As the enemy had drawn up their lines on the south and east, Cicero's couriers had issued from the north gate and raced for the treeline on horseback, hurrying to deliver news of the attack to the nearest of the other legions: the Tenth. The legion had then settled in to weather the storm and await relief. The initial assault on the walls had come dangerously close to success a few times, the Gauls apparently riding high on a wave of self-belief, but as night fell on that first day it became apparent that the Eleventh had the strength to hold them off.

The legion's proud satisfaction had received its first knock that evening as the first Gallic campfires burned away the shade of the night, illuminating a grisly spectacle: Cicero's courier riders, each bound and nailed to a cross in the Roman style. The next few hours had involved an object lesson in how serious the rebels were about removing Caesar's army from Gaul. A few legionaries had managed to put a pilum into the suffering, tortured messengers to bring them an easy, early death, but several of them had lingered until the moon was high.

Cicero, Pullo and Felix had immediately gone into conference and decided that the only thing they could do at that point was to strengthen the defences. As that first long night dragged on, the men of the Eleventh had constructed twenty-four towers at regular intervals around the ramparts using the stores of timber that had been destined for barrack blocks. The men sacrificed their comfort for their safety, remaining in their tents for the time being.

The Romans had made their move in the game of siege-craft, strengthening the defences and placing their few scorpion bolt-throwers atop the towers. The morning saw the reply of the Gauls, their force having almost doubled in size when the first glimpse of the sun brought with it half a dozen more tribes eager to put an end to Cicero's occupation.
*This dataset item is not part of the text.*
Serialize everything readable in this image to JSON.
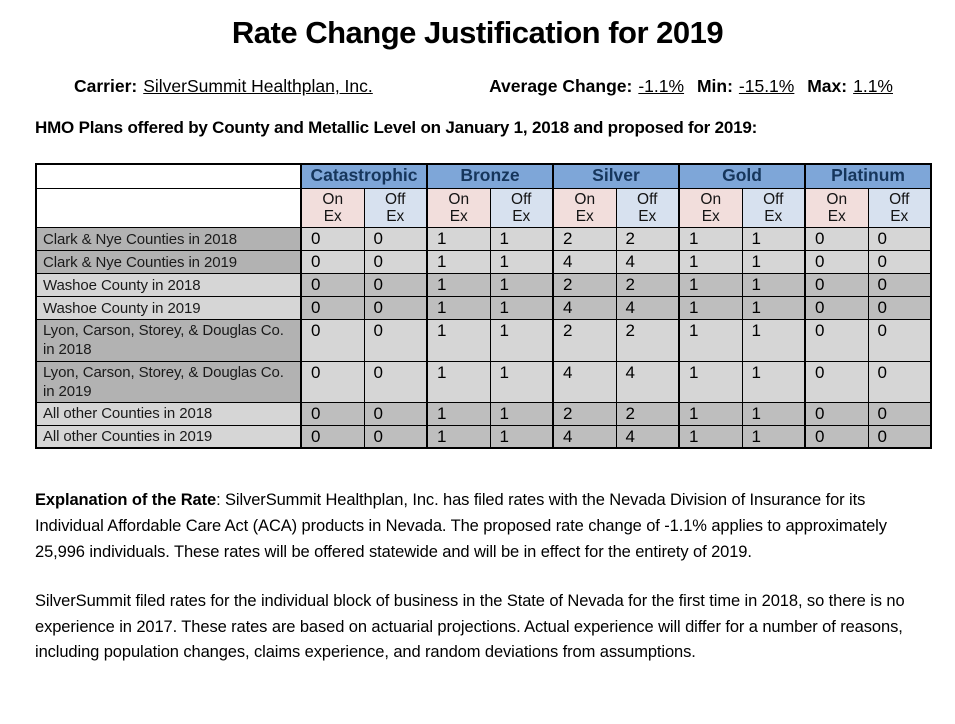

The second day had been, if anything, harder than the first. The smaller tribes who were considered more expendable - or possibly had more to prove - came forward under the missile attack of the legion and began to fill in the ditches for their stronger compatriots, who would then launch another attack on the walls.
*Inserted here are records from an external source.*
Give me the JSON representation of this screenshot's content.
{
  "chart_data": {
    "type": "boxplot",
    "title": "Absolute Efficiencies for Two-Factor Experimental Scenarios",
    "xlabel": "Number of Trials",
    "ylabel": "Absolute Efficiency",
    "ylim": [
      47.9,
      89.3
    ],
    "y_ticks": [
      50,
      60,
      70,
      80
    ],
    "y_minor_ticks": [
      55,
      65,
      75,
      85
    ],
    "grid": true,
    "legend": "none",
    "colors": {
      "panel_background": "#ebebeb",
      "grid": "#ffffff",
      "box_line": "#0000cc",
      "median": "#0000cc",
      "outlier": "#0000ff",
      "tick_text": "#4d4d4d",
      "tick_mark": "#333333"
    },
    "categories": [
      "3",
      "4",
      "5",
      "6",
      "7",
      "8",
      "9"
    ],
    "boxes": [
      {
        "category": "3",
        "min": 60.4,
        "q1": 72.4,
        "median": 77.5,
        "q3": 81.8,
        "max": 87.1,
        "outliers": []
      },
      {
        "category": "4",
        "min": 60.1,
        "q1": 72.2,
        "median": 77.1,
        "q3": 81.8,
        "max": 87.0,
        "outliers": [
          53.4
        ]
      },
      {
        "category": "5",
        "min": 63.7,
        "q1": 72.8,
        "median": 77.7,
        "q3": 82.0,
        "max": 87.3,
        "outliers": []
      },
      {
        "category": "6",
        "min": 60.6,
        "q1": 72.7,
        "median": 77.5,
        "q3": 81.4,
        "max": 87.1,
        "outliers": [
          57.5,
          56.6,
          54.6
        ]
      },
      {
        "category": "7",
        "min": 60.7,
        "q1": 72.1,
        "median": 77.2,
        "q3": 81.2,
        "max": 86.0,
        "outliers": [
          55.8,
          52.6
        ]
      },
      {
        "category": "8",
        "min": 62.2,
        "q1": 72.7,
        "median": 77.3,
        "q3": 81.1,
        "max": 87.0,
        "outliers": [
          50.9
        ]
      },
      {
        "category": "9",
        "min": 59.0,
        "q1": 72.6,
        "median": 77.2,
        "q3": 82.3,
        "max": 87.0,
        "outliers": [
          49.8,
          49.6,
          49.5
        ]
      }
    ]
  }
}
And that became the norm for the week: by day the Gauls would expend their weakest men in an attempt to neutralise the Roman defences as far as possible, and then launch a vicious attack against the walls. Each time they were driven off, but the damage was worsening each day. More legionaries were sent to the medical section or laid out ready for burning each evening, leaving an ever-reducing force. And while the losses of the Gallic army were horrible and outstripped the Romans' each day, their numbers never seemed to diminish as new small groups joined their cause daily, appearing from the woods with the pomp and splendour of the Gallic elite - all goose-honking horns and dragon banners.